Morgan Stanley still holds Bitcoin ETF shares and has asked its financial advisors to pitch these products to customers. The decline in holdings during the second quarter is likely due to the retreat in Bitcoin’s price.

Bitcoin price is sending mixed signals

Fundamental and technical analysts have mixed opinions on what to expect in the coming months. Some, like Wolfe Research, believe that Bitcoin’s path of the least resistance is downwards. 

Others, like Cryptonary, believe that Bitcoin has multiple catalysts ahead, including the end of the summer season, the conclusion of the U.S. election, and the start of Federal Reserve interest rate cuts. 

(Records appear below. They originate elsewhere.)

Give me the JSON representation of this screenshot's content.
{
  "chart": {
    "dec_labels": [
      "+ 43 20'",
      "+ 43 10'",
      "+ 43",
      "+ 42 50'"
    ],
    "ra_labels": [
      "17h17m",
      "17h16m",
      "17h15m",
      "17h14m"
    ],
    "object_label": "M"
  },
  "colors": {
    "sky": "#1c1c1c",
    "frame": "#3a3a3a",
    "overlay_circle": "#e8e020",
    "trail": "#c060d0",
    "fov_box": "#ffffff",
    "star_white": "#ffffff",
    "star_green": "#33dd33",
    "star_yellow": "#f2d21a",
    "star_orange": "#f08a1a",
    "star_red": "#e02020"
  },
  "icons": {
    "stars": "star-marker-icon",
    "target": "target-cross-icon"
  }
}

Bitcoin price chart | Source: TradingView

Technically, Bitcoin is in a gray area as it remains below the 200-day Exponential Moving Average. It has even formed a death cross as the simple moving average has made a bearish crossover. 

On the positive side, the coin has formed a falling broadening wedge pattern, a popular bullish sign. This pattern will only work out if the coin rises above the year-to-date high of $73,732.